Using air and/or water temperature to relate to river grades perverts the
river grading system. Dress for the water temperature on rivers. On the west
coast of Canada you can almost always see the snow that the river is coming
from. It isn't hard to figure the water temperature.
--
Sincerely,
Carey Robson --
www.CanoeBC.ca
"Grip" wrote in message
...
Hey Richard,
When I started boating the rule was water+air temp should equal 100
degrees before needing extra protective gear. Some in our club claim 120
respectfully. Another thing I consider with winter boating is adding a
class
number to a normal warm weather run. Ex: I consider a Class II a calss III
in winter.
Mike
"Richard Ferguson" wrote in
message
...
I have read somewhere that you can add up the air and water temperature
to determine the degree of hypothermia hazard.
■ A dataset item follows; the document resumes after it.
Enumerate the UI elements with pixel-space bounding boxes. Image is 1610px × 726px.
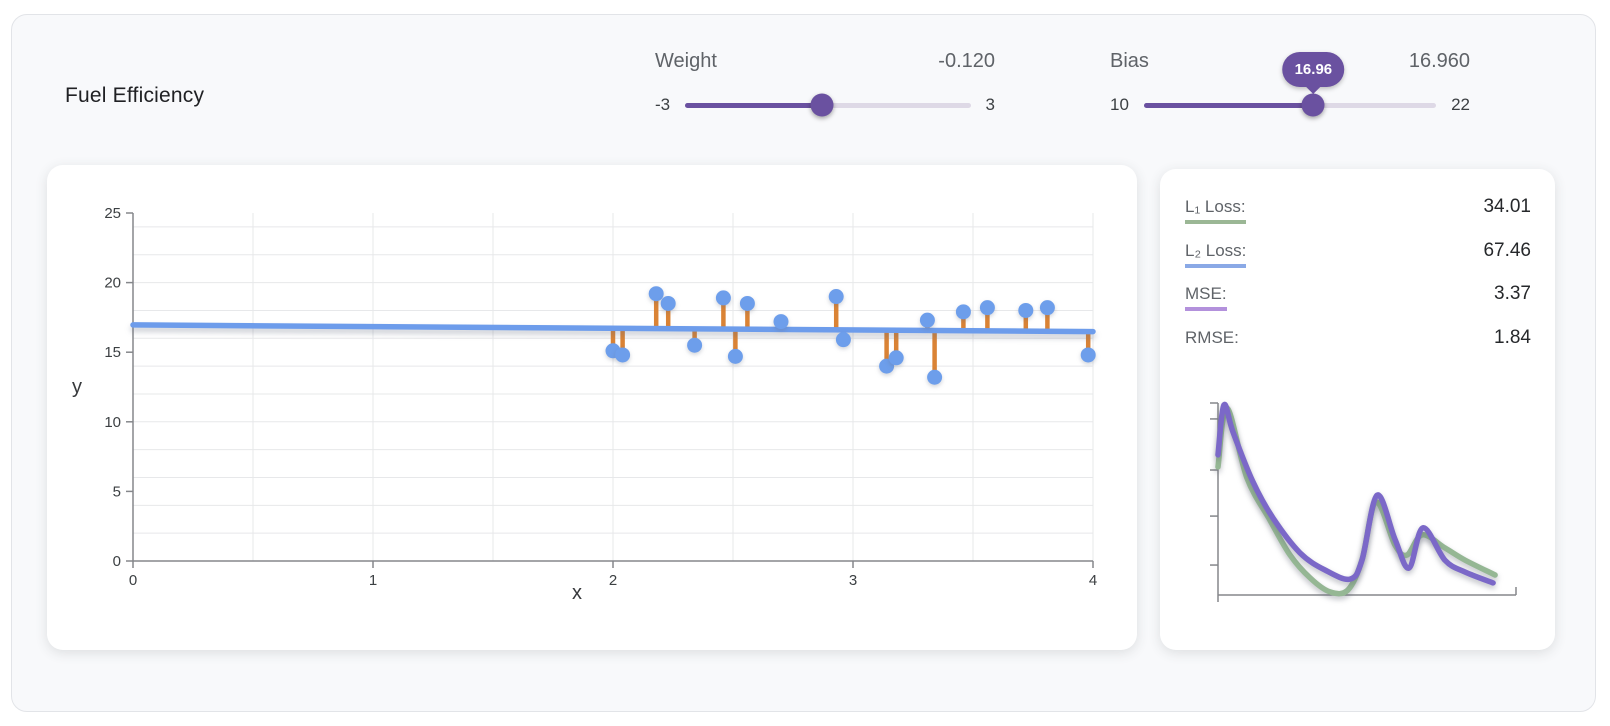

What I don't remember is
the range of total temperature that was relatively safe vs. unsafe. I
did some google searching without finding what I was looking for. I did
find some survival time tables as a function of water temperature, and
one reference that said you should wear a wet suit if either the air or
water temperature is under 65 degrees F.
I am mostly a river canoe person, but I do get out on lakes from time to
time.
Yes, I know quite a bit about hypothermia, have read a lot about it,
experienced it, pulled a hypothermic swimmer out of the water (I still
tell that story 30 years later), etc. I wear a farmer john wetsuit when
I think I might swim. I do not paddle in the wintertime.
Anybody have a pointer to an article with rules of thumb?